In The Shallows, Carr describes how human thought has been shaped through the centuries by “tools of the mind” — from the alphabet, to maps, to the printing press, the clock, and the computer — as well as the technologies we use to find, store, and share information reroute our neural pathways.
I found Carr's book a great read with memorable sections on Nietzsche's insights into the technology of his typewriter, Freud dissecting the brains of sea creatures, Nathaniel Hawthorne discussing the importance of the steam locomotive — as well as asking profound questions about our current evolution as thinking human beings. This is a book that is an easy read, backed up with hard empirical evidence. As an educator in a school with a laptop program, it raised numerous questions, as well as supplying some answers and challenges. Highly recommended to any thinking person - particularly those of us who are finding ourselves more and more wired and net-reliant.

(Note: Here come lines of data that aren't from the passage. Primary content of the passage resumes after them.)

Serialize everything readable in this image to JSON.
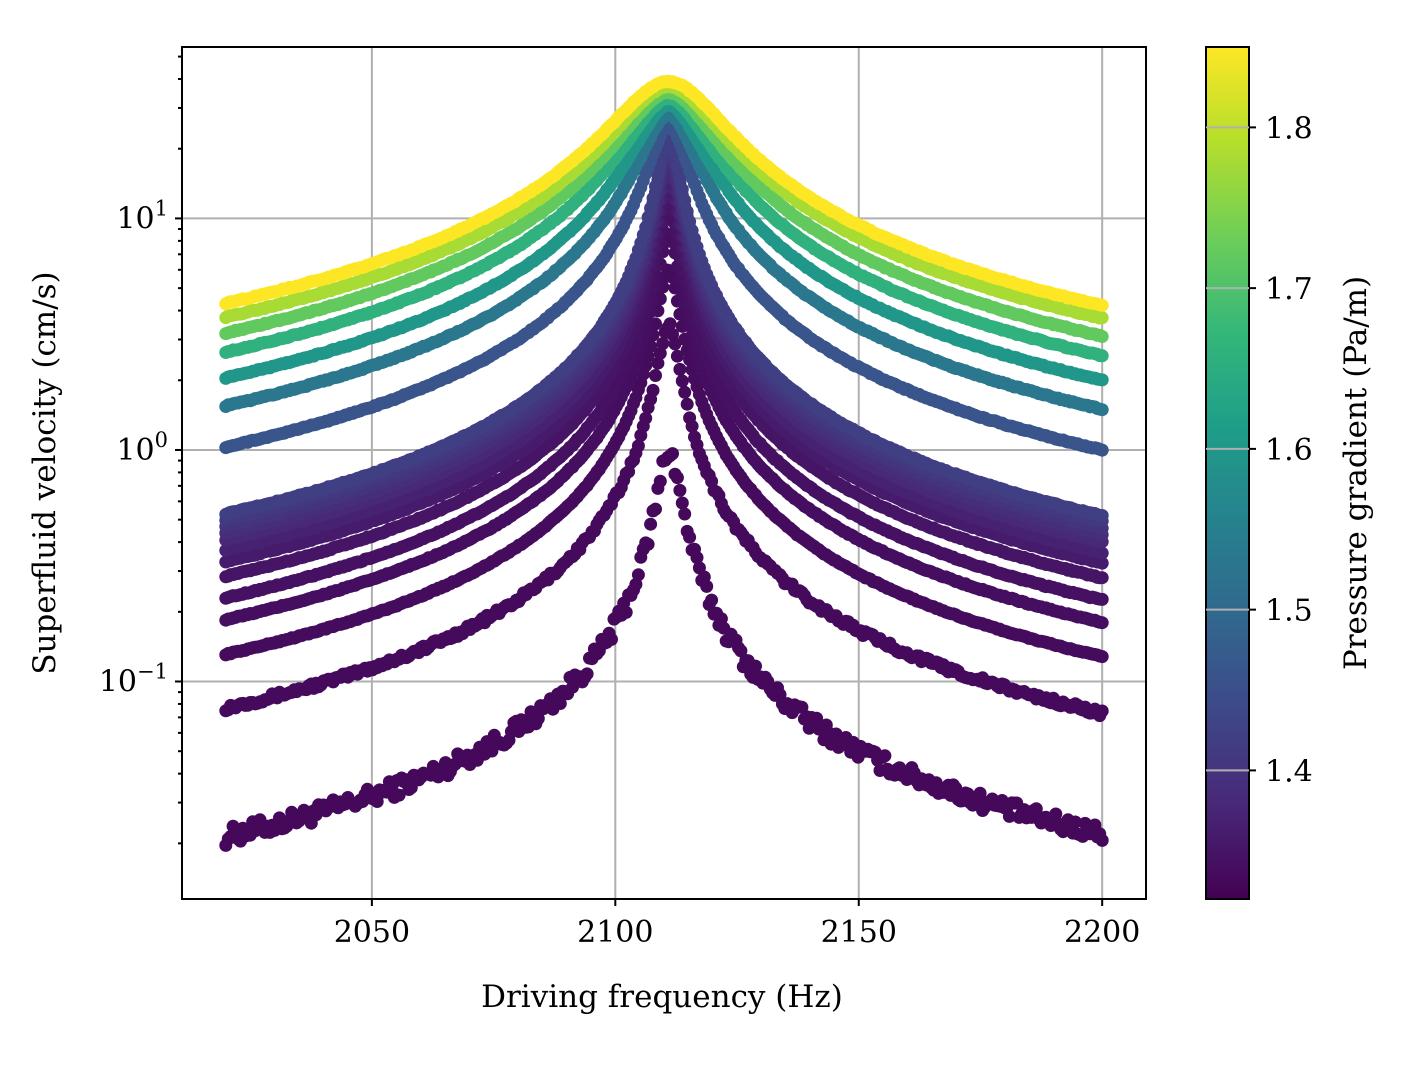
{
  "chart_data": {
    "type": "scatter",
    "xlabel": "Driving frequency (Hz)",
    "ylabel": "Superfluid velocity (cm/s)",
    "xlim": [
      2011,
      2209
    ],
    "ylim": [
      0.0115,
      55
    ],
    "yscale": "log",
    "x_ticks": [
      2050,
      2100,
      2150,
      2200
    ],
    "y_ticks": [
      {
        "value": 0.1,
        "base": "10",
        "exp": "−1"
      },
      {
        "value": 1,
        "base": "10",
        "exp": "0"
      },
      {
        "value": 10,
        "base": "10",
        "exp": "1"
      }
    ],
    "grid": true,
    "marker": "filled-circle",
    "colormap": "viridis",
    "frequency_sweep": {
      "start": 2020,
      "end": 2200
    },
    "colorbar": {
      "label": "Pressure gradient (Pa/m)",
      "range": [
        1.32,
        1.85
      ],
      "ticks": [
        "1.4",
        "1.5",
        "1.6",
        "1.7",
        "1.8"
      ],
      "tick_values": [
        1.4,
        1.5,
        1.6,
        1.7,
        1.8
      ],
      "stops": [
        "#440154",
        "#482878",
        "#3e4989",
        "#31688e",
        "#26828e",
        "#1f9e89",
        "#35b779",
        "#6ece58",
        "#b5de2b",
        "#fde725"
      ]
    },
    "series": [
      {
        "gradient": 1.33,
        "peak_frequency": 2111.0,
        "peak_velocity": 1.0,
        "velocity_at_2020": 0.0215,
        "velocity_at_2200": 0.022
      },
      {
        "gradient": 1.333,
        "peak_frequency": 2111.0,
        "peak_velocity": 3.5,
        "velocity_at_2020": 0.077,
        "velocity_at_2200": 0.073
      },
      {
        "gradient": 1.336,
        "peak_frequency": 2111.0,
        "peak_velocity": 6.0,
        "velocity_at_2020": 0.131,
        "velocity_at_2200": 0.128
      },
      {
        "gradient": 1.34,
        "peak_frequency": 2111.0,
        "peak_velocity": 8.5,
        "velocity_at_2020": 0.185,
        "velocity_at_2200": 0.18
      },
      {
        "gradient": 1.344,
        "peak_frequency": 2111.0,
        "peak_velocity": 10.5,
        "velocity_at_2020": 0.23,
        "velocity_at_2200": 0.225
      },
      {
        "gradient": 1.35,
        "peak_frequency": 2111.0,
        "peak_velocity": 12.5,
        "velocity_at_2020": 0.285,
        "velocity_at_2200": 0.28
      },
      {
        "gradient": 1.36,
        "peak_frequency": 2111.0,
        "peak_velocity": 14.0,
        "velocity_at_2020": 0.33,
        "velocity_at_2200": 0.325
      },
      {
        "gradient": 1.37,
        "peak_frequency": 2111.0,
        "peak_velocity": 15.5,
        "velocity_at_2020": 0.37,
        "velocity_at_2200": 0.36
      },
      {
        "gradient": 1.38,
        "peak_frequency": 2111.0,
        "peak_velocity": 17.0,
        "velocity_at_2020": 0.41,
        "velocity_at_2200": 0.4
      },
      {
        "gradient": 1.39,
        "peak_frequency": 2111.0,
        "peak_velocity": 18.5,
        "velocity_at_2020": 0.44,
        "velocity_at_2200": 0.43
      },
      {
        "gradient": 1.4,
        "peak_frequency": 2111.0,
        "peak_velocity": 20.0,
        "velocity_at_2020": 0.47,
        "velocity_at_2200": 0.46
      },
      {
        "gradient": 1.41,
        "peak_frequency": 2111.0,
        "peak_velocity": 21.0,
        "velocity_at_2020": 0.5,
        "velocity_at_2200": 0.49
      },
      {
        "gradient": 1.42,
        "peak_frequency": 2111.0,
        "peak_velocity": 22.0,
        "velocity_at_2020": 0.53,
        "velocity_at_2200": 0.52
      },
      {
        "gradient": 1.46,
        "peak_frequency": 2111.0,
        "peak_velocity": 25.0,
        "velocity_at_2020": 1.03,
        "velocity_at_2200": 1.0
      },
      {
        "gradient": 1.53,
        "peak_frequency": 2111.0,
        "peak_velocity": 28.0,
        "velocity_at_2020": 1.55,
        "velocity_at_2200": 1.5
      },
      {
        "gradient": 1.6,
        "peak_frequency": 2111.0,
        "peak_velocity": 31.0,
        "velocity_at_2020": 2.05,
        "velocity_at_2200": 2.0
      },
      {
        "gradient": 1.66,
        "peak_frequency": 2111.0,
        "peak_velocity": 33.0,
        "velocity_at_2020": 2.65,
        "velocity_at_2200": 2.55
      },
      {
        "gradient": 1.72,
        "peak_frequency": 2111.0,
        "peak_velocity": 35.0,
        "velocity_at_2020": 3.2,
        "velocity_at_2200": 3.1
      },
      {
        "gradient": 1.78,
        "peak_frequency": 2111.0,
        "peak_velocity": 37.0,
        "velocity_at_2020": 3.75,
        "velocity_at_2200": 3.7
      },
      {
        "gradient": 1.85,
        "peak_frequency": 2111.0,
        "peak_velocity": 39.0,
        "velocity_at_2020": 4.3,
        "velocity_at_2200": 4.2
      }
    ]
  }
}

My next book beside the bed is Hamlet's Blackberry -(A Practical Guide for Building the Good Life in the Digital Age). I've already made a start on Hamlet and he makes some similar observations as Carr, but Powers is interested in the lowering of productivity as a result of moving between email and tasks in the workplace - the false economy of the new form of technologically based productivities. More practical than Carr's Shallows, I'll be interested in seeing/reading what William Powers comes up with in his effort and pass on the suggestions soon.